V

Dans la journée du lendemain, Jules Thiéry se présenta chez madame Moriset.

– Comment va Marcelle ? lui demanda-t-il. Son indisposition d’hier n’a pas eu de suites graves, j’espère.

– Non, Dieu merci. Venez donc lui dire bonjour, elle sera heureuse de vous voir.

Jules suivit madame Moriset dans la chambre de Marcelle.

La jeune fille était assise, songeuse et triste, près de sa fenêtre. Ses yeux éteints et rougis disaient assez quelle nuit elle avait passée.

– Mignonne, c’est M. Thiéry qui vient te demander si tu vas mieux, dit madame Moriset en entrant.

Marcelle se leva péniblement et retomba aussitôt sur sa chaise ; une vive rougeur avait soudainement coloré ses joues.

– Votre accident d’hier soir m’avait inquiété, dit Jules en s’approchant de la jeune fille, et je ne voulais pas quitter Doncourt vous croyant malade.

– Quitter Doncourt ! s’écria madame Moriset, vous allez donc repartir ?

– Ce soir, oui, madame.

– Ce n’est pas ce que vous disiez dans votre lettre.

– En effet, j’avais annoncé à mes parents que je passerais plusieurs mois avec eux ; mais depuis, il est survenu des événements qui ont complètement changé mes intentions.

– Mon cher Jules, il n’est pas possible que vous ne restiez point au moins quinze jours ; nous vous ferons changer d’idée, n’est-ce pas, Marcelle ?

– Oui, ma mère, répondit celle-ci, les yeux toujours baissés.

– Je vous laisse, dit madame Moriset. Marcelle, gronde-le bien, afin de le rendre plus raisonnable.

– Marcelle, dit Jules, lorsqu’il fut seul avec la jeune fille, vous savez pourquoi je pars ?

– Oui.

– Alors vous savez que je vous aime toujours ; vous devez comprendre combien je souffre. Hier vous m’avez entendu, lorsque je racontais l’histoire d’une pauvre fille qui, dans un instant, avait renié tout son bonheur passé, détruit toutes ses joies pour l’avenir.

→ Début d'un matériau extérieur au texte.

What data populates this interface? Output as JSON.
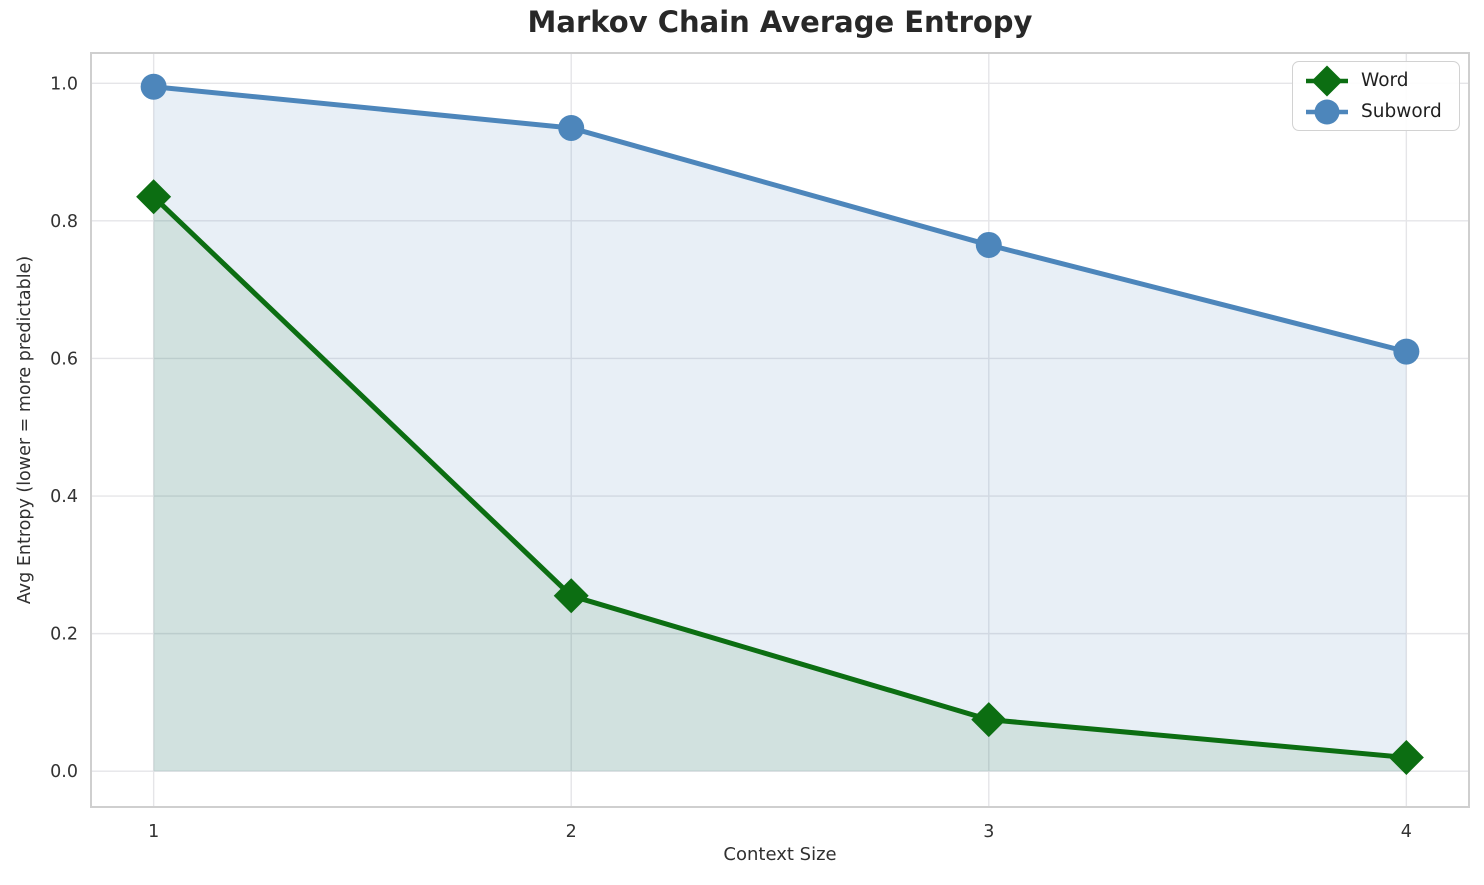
{
  "chart_data": {
    "type": "line",
    "title": "Markov Chain Average Entropy",
    "xlabel": "Context Size",
    "ylabel": "Avg Entropy (lower = more predictable)",
    "x": [
      1,
      2,
      3,
      4
    ],
    "xtick_labels": [
      "1",
      "2",
      "3",
      "4"
    ],
    "yticks": [
      0.0,
      0.2,
      0.4,
      0.6,
      0.8,
      1.0
    ],
    "ytick_labels": [
      "0.0",
      "0.2",
      "0.4",
      "0.6",
      "0.8",
      "1.0"
    ],
    "xlim": [
      0.85,
      4.15
    ],
    "ylim": [
      -0.052,
      1.044
    ],
    "grid": true,
    "legend_position": "upper right",
    "series": [
      {
        "name": "Word",
        "marker": "diamond",
        "color": "#0c6e12",
        "fill_color": "rgba(12,110,18,0.10)",
        "values": [
          0.835,
          0.255,
          0.075,
          0.02
        ]
      },
      {
        "name": "Subword",
        "marker": "circle",
        "color": "#4d86bb",
        "fill_color": "rgba(77,134,187,0.13)",
        "values": [
          0.995,
          0.935,
          0.765,
          0.61
        ]
      }
    ],
    "colors": {
      "grid": "#e5e5e8",
      "spine": "#cfcfcf",
      "title_text": "#282828",
      "tick_text": "#333333",
      "background": "#ffffff"
    }
  }
}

– J’écoutais, dit Marcelle d’une voix étouffée.

– Je l’ai compris mais trop tard ; j’ai été cruel et sans pitié pour vous, Marcelle, pardonnez-moi. Si j’ai tué le misérable qui vous avait trompée, c’est que je voulais absolument vous venger, et maintenant que vous n’avez plus rien à redouter de lui, maintenant que je ne suis rien pour vous et que je vous suis inutile, je pars, je quitte Doncourt pour n’y plus revenir.

– C’est donc moi qui vous chasse ?

– Oui, car je vous aime trop pour pouvoir vivre près de vous ; vous savoir à quelques pas de moi, vous voir presque chaque jour et ne plus avoir le droit de vous parler de notre enfance, de mon amour, qui était pour moi l’espoir de toute ma vie, serait un supplice au-dessus de mes forces.

– Pourquoi ne me haïssez-vous pas, Jules ?

– Je ne vous hais pas, parce qu’à mes yeux vous êtes toujours la blonde enfant qui a partagé mes jeux, la douce jeune fille qui m’apparaissait radieuse, quand loin de la France je rêvais à mon pays.

– Vous avez raison, Jules, nous ne devons plus nous revoir ; mais avant de partir ne me pardonnerez-vous pas ?

– Oui, oui, je te pardonne, Marcelle, ma sœur chérie !…

Et, entraîné par sa nature généreuse, il prit la tête de la jeune fille dans ses mains et la baisa au front. Puis il s’élança hors de la chambre. Marcelle tomba à genoux, joignit les mains et pria.

Le soir, Jules Thiéry quitta Doncourt.

Huit jours après, le bruit courut dans le village que Marcelle avait disparu de la maison de son père, et qu’on ignorait où elle était allée. Madame Moriset ne sortait plus de chez elle. La mère Thiéry était la seule personne qu’elle reçût. Les deux femmes pleuraient ensemble.

Le père Moriset avait enlevé les grelots attachés au collier de ses chevaux, et, le matin, en traversant le village, il ne faisait plus claquer son fouet comme autrefois.

Pendant un mois, le coup qui venait de frapper les Moriset occupa tout le village ; on expliquait la disparition de Marcelle de vingt manières différentes, et Dieu sait toutes les méchancetés qu’on trouva à dire sur son compte. – Elle est allée rejoindre le neveu du colonel, disait le plus grand nombre. La nouvelle de la mort d’Henri Charrel força les mauvaises langues à faire de nouvelles suppositions. Mais la fuite de la jeune fille resta inexpliquée pour ses parents comme pour tout le monde.